Duty fails to reassure

Ofsted chief David Bell talks reassuringly in his interview with us
this week about the impact of foundation schools on disadvantaged
and vulnerable children. He says that concerns about extending
foundation status to primary schools, likely to be proposed in a
forthcoming Education Bill, are exaggerated. His reassurances seek
to allay the real fears that social care will be sidelined, not
only with the spread of foundation schools and city academies as
the government tries to improve academic performance, but with the
prospect of Ofsted’s takeover of children’s social services
inspections.

Unfortunately, they don’t. To mention the contradictions besetting
government policy has become a cliche, but in the case of
children’s services it is impossible to do otherwise. How, for
example, to embed schools more effectively in their communities, as
foundation status aims to do, while making sure that the parents of
academic achievers are not the only voices that are heard? How, for
that matter, to give more influence to private investors, as city
academies aim to do, while ensuring that the extended schools
programme to combat social exclusion gets the recognition it
deserves?

Part of the problem is the government’s refusal to impose a duty of
co-operation on schools to promote children’s well-being when the
Children Act 2004 was passing through parliament. Teachers’ unions
argued, with their usual effrontery, that their members were
already doing the job well enough. The duty was left with local
education authorities, whose influence on schools successive
governments including this one have sought to reduce.

The other part of the problem is that the government cannot make
its mind up about children. In a recent interview with the
Observer, Youth Justice Board chair Rod Morgan appealed to
politicians, not least the prime minister, to stop calling children
“yobs”.

The almighty clash between ministerial contempt for “hoodies” and
their ilk, on the one hand, and demands for a “culture of respect”
on the other ought to trouble politicians more than it does.
Respect, if it is to mean anything at all, has to be mutual and
much of our political class displays a distinct lack of it. What
Blair means by respect is old-fashioned, forelock-tugging deference
to authority, a one-sided affair that is thankfully a thing of the
past.

Beyond the school gates, the contradictions are apparent in youth
justice policy. Local authorities face legal action because they
cannot cope with the flux of young people leaving custody, the
numbers having virtually doubled over the past decade.

The YJB, desperate to spend more money on community penalties,
where young people can be diverted from lives of crime, is instead
forced to spend three-quarters of its budget on prison sentences.
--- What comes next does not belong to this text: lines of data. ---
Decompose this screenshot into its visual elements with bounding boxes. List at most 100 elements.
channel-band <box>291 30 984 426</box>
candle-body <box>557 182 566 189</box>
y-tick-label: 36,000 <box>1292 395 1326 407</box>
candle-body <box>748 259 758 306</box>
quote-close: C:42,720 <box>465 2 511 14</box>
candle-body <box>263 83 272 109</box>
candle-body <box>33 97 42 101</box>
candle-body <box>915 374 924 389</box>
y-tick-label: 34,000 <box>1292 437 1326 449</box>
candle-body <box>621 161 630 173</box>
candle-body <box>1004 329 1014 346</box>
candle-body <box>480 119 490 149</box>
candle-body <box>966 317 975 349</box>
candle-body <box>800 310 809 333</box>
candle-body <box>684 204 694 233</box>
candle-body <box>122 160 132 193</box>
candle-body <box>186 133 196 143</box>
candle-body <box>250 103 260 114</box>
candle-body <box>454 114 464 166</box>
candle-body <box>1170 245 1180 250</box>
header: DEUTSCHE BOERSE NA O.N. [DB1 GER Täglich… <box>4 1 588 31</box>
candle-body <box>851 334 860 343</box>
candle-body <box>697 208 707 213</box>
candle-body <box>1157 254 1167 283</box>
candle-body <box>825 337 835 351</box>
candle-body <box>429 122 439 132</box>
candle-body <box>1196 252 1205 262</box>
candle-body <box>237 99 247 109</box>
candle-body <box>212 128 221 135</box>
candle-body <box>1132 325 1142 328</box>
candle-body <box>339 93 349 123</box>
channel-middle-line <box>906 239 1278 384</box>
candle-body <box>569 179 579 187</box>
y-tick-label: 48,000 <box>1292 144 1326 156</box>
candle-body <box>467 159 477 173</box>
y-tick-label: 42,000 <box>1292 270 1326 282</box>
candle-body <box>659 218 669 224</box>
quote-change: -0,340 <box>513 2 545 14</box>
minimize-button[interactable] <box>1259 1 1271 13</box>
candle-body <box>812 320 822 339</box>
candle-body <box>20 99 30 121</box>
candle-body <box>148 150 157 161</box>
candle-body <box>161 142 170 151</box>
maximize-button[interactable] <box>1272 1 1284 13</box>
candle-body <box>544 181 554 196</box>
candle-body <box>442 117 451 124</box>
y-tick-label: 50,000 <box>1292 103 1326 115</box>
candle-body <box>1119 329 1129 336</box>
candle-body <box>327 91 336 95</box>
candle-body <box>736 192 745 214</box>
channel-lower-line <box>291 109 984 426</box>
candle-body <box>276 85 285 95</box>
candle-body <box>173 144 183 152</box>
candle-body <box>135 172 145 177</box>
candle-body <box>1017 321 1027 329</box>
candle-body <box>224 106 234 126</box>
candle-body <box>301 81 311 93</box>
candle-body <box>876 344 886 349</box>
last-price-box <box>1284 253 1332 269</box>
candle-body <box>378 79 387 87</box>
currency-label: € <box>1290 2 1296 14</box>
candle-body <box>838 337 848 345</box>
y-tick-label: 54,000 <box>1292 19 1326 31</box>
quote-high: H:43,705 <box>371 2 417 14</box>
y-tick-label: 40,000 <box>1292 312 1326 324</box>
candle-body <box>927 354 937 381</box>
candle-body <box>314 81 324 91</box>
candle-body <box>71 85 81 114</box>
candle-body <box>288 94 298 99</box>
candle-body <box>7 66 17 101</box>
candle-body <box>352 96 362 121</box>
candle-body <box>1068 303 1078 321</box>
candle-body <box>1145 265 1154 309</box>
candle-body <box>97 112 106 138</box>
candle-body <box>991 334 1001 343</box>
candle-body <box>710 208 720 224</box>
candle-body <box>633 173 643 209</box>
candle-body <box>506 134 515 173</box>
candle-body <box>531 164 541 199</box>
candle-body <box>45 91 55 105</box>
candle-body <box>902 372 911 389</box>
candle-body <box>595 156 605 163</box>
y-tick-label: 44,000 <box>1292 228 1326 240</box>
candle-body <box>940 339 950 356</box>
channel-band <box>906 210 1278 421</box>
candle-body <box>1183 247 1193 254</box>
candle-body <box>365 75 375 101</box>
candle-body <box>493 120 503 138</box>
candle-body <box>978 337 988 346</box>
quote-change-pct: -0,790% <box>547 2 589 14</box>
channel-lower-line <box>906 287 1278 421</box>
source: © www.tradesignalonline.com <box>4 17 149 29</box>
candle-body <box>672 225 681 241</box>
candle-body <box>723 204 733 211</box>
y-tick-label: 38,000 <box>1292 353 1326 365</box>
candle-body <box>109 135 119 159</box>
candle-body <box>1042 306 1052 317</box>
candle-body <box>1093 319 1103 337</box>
Elsewhere, there is a similar intractability at the heart of early
years services, where voluntary groups worry about going to the
wall as local authorities get their hands on Sure Start funding.
Many of the preventive services that could raise the hopes and
prospects of countless children may be sacrificed to statutory
services for the few.

If the government was serious about the culture of respect, it
would be more serious about the preventive, community-based
services that help youngsters to overcome the consequences of
disadvantage and deprivation. Respect for the academically
successful and the law-abiding would have to be accompanied by
respect for those for whom these achievements, for a variety of
reasons beyond their control, are more elusive. This is not to say
that “anything goes”. It is simply to say that the decline of
deference has produced a society in which respect must be earned
rather than expected as a birthright. And that is so far from
happening, it will take more than fine words to make it so.